Aujourd'hui mes attentes sont un peu particulières par rapport à ce thé, car Akira m'a confirmé que la qualité des Dan Cong 2012 serait inférieure à celle de l'année précédente, et cela pour cause de pluies incessantes qui se sont abattues sur le Guangdong ces derniers temps. Il se rendra sur place le mois prochain, mais à part le haut du panier comme ce Mi Hua Xiang, ou à l'inverse l'entrée de gamme (Mi Lan Xiang), on risque de ne pas trouver la même sélection cette année que l'année dernière, ou alors peut-être si, justement, ces mêmes thés de 2011 restockés faute de mieux. Cela dit, il y aura un lot de consolation : sa nouvelle sélection de puerh promet d'être exceptionnelle, avec certaines trouvailles récentes ayant un aftertaste supérieur au thé dont je vais vous parler ici (!), qui est accessoirement le top de sa sélection en la matière au jour d'aujourd'hui. Le tout avec des prix attractifs pour la qualité. Affaire à suivre...








D'emblée, l'odeur des feuilles sèches annonce la couleur, et c'est plutôt une claque. On n'est pas sur le même registre que le Tong Tiang Xiang, mais plus proche d'un Mi Lan Xiang je dirais.

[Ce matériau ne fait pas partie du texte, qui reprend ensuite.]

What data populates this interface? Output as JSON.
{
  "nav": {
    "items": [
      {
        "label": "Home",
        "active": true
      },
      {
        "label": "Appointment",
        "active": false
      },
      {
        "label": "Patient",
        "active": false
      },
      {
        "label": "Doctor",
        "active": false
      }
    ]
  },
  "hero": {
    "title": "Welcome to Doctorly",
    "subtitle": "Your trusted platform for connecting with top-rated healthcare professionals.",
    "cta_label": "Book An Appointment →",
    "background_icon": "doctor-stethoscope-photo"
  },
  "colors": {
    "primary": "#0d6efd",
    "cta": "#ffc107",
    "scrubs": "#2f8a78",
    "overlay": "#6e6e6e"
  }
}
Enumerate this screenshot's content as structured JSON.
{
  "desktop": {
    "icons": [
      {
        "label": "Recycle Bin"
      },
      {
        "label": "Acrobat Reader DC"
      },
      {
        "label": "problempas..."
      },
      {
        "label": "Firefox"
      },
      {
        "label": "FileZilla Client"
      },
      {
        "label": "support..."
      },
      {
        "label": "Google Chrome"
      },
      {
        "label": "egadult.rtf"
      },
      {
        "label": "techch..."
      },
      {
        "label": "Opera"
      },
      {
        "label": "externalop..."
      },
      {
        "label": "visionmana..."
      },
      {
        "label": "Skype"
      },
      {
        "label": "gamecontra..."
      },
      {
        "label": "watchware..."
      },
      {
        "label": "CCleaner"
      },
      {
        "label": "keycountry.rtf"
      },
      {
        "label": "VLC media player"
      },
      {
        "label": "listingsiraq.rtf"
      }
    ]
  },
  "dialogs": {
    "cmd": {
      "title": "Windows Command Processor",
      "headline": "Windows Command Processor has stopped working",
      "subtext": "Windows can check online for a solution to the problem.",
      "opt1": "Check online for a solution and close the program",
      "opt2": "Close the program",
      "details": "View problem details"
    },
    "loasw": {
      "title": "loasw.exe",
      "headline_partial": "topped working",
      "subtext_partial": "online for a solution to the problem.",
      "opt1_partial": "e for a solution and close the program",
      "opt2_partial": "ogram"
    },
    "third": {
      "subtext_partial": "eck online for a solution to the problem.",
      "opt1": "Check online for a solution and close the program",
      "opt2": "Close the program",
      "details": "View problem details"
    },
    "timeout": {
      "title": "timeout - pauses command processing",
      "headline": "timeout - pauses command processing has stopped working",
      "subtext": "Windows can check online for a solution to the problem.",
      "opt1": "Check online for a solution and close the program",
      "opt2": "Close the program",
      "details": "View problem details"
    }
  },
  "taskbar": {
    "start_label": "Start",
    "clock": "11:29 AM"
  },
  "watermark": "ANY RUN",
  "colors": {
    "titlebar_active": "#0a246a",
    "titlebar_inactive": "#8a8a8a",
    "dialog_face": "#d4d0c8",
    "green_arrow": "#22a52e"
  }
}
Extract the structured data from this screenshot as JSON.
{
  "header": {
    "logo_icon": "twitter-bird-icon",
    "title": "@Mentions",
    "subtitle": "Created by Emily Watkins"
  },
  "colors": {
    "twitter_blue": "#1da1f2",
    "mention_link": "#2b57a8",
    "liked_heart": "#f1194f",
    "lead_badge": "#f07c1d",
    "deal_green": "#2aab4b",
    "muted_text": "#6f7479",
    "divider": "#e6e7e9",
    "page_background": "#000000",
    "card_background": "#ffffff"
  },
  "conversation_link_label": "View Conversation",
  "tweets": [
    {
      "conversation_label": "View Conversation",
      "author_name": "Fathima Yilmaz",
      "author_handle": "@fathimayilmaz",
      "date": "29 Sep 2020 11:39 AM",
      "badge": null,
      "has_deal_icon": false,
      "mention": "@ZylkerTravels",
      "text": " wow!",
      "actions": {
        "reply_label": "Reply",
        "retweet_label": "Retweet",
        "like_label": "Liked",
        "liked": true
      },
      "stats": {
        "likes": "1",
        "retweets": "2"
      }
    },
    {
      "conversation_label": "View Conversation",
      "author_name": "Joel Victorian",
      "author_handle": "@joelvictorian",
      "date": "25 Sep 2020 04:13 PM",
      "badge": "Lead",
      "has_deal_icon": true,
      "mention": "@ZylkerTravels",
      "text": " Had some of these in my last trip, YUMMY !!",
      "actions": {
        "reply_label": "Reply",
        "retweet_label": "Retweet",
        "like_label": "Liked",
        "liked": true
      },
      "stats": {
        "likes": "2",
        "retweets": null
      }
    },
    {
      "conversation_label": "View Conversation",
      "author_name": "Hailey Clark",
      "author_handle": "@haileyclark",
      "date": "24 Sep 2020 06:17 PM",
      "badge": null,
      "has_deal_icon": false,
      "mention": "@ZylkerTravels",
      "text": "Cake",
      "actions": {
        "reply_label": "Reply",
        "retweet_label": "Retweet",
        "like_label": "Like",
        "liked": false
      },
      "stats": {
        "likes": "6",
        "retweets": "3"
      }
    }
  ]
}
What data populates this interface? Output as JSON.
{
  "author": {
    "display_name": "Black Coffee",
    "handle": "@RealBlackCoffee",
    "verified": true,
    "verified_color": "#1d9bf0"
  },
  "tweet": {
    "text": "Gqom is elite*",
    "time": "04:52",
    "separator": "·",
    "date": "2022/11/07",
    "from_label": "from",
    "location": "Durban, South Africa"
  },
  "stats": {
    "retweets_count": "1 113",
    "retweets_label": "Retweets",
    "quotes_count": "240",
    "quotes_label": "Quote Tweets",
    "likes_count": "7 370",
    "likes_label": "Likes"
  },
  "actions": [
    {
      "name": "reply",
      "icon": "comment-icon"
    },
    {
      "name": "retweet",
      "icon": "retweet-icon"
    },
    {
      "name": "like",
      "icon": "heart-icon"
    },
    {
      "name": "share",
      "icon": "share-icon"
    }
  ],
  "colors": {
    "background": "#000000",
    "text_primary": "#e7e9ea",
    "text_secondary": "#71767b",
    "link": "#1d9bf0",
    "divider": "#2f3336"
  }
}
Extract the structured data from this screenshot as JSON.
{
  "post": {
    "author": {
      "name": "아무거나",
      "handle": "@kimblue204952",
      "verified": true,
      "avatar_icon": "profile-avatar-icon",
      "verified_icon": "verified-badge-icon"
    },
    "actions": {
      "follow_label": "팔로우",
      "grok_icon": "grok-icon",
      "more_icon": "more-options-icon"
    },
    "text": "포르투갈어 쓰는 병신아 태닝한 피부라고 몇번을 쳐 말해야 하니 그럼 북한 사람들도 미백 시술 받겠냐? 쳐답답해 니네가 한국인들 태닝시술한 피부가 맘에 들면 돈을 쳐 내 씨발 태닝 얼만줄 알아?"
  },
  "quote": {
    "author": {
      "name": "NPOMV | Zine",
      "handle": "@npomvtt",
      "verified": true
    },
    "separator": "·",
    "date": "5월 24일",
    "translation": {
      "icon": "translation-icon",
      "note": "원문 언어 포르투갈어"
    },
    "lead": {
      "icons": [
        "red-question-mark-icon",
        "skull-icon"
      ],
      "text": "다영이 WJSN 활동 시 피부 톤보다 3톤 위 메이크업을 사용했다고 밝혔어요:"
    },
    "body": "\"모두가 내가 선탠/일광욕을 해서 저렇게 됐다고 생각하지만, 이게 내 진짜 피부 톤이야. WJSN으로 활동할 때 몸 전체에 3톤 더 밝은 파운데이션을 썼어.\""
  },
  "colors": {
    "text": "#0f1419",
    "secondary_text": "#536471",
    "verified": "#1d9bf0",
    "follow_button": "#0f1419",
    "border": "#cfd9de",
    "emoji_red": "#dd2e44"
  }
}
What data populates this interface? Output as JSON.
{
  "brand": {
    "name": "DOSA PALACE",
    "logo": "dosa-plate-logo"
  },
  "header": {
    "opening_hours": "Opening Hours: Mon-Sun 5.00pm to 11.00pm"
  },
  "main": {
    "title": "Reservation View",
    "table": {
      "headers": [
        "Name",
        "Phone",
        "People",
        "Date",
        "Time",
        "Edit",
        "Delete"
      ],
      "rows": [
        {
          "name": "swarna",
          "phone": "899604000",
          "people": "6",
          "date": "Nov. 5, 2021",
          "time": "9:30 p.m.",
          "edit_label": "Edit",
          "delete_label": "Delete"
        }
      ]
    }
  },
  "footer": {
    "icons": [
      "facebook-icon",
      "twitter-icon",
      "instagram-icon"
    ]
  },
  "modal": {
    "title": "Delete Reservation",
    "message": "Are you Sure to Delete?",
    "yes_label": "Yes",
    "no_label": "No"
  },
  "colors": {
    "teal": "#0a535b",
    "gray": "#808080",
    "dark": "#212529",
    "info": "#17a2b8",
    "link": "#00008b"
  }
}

Honnêtement, des fois je me dis que je pourrais m'arrêter à cette étape. Je suis déjà comblé. L'odeur des feuilles sèches, même pas encore dans le zhong qui préchauffe, c'est le pied. Un parfum incroyable. Le bonheur est déjà total. Après, on peut préférer d'autres caractères, mais le nez est proche de la perfection. Je suis obligé de préchauffer le zhong une deuxième fois tellement j'ai passé du temps à humer ces feuilles...

Une remarque juste en passant sur la qualité de l'emballage : sur les 5 g prélevés du sachet (de 15 g), je n'ai rencontré aucune brisure, que des feuilles entières, ce qui parait normal pour ce prix mais pas évident non plus. Je me suis déjà fait envoyer un thé de rochers assez cher par correspondance par la m3t pour me retrouver au final avec un sac de miettes, pourtant avec la boite rigide qui va bien (?). Inutile de dire que le thé était à peine meilleur qu'un thé de base au final...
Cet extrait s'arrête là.